Il giovane principe aveva così ricevuto ogni sorta di ben di Dio: dai tappeti preziosi agli arazzi da mille e una notte … dalle automobili sportive, all’ultima moda, agli animali più rari, che la stessa Madre Terra avrebbe mai potuto lui offrire … dai gioielli più vistosi ad ogni sorta di reggia dimora, dove poter trascorrere il suo piacevole tempo!
Eppure, inaspettatamente, l’attonito festeggiato rimase assai colpito da quel flauto di legno profumato …  che lo volle subito provare a suonare. … Si sentì stranamente felice dentro, come se per la prima volta, fosse realmente in pace con se stesso! Come se per un istante, avesse potuto comprendere fino alla sua stessa origine … quell’amore nostrano che, vestito di semplicità, lo avrebbe  fatto sentire finalmente vivo!

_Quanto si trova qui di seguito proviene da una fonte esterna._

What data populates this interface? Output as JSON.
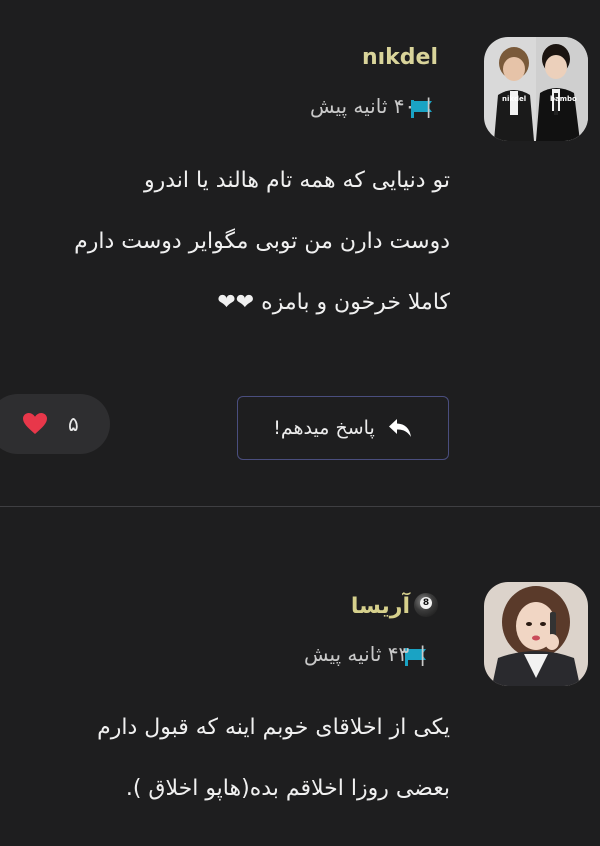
{
  "comments": [
    {
      "username": "nıkdel",
      "time_label": "۴۰ ثانیه پیش",
      "lines": [
        "تو دنیایی که همه تام هالند یا اندرو",
        "دوست دارن من توبی مگوایر دوست دارم",
        "کاملا خرخون و بامزه ❤❤"
      ],
      "like_count": "۵",
      "reply_label": "پاسخ میدهم!",
      "avatar_labels": [
        "nikdel",
        "bambo"
      ]
    },
    {
      "username": "آریسا",
      "time_label": "۴۳ ثانیه پیش",
      "lines": [
        "یکی از اخلاقای خوبم اینه که قبول دارم",
        "بعضی روزا اخلاقم بده(هاپو اخلاق )."
      ]
    }
  ],
  "meta_separator": "|",
  "colors": {
    "background": "#1e1e1f",
    "username": "#d9d49a",
    "flag": "#1aa3c4",
    "heart": "#e8374a",
    "reply_border": "#4a4e7e"
  },
  "icons": {
    "flag": "flag-icon",
    "heart": "heart-icon",
    "reply": "reply-arrow-icon",
    "badge": "eight-ball-icon"
  }
}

E fu così che per la prima volta in una favola qualunque … un ricco castellano scelse come gentil consorte … una ragazza del popolo, assai bruttina ed irrimediabilmente digiuna da etichetta e da bon ton!
La nostra amica Uby divenne, dunque, sposa di maggio e la sua vita si divise equamente tra i suoi mille e mille doveri di corte e la sua consapevolezza di figlia e di sorella, in quella piccola falegnameria, dove ogni cosa ebbe il suo naturale inizio … dove ogni cosa, anche la più inimmaginabile,  si risolse in un happy end tutto da ricordare!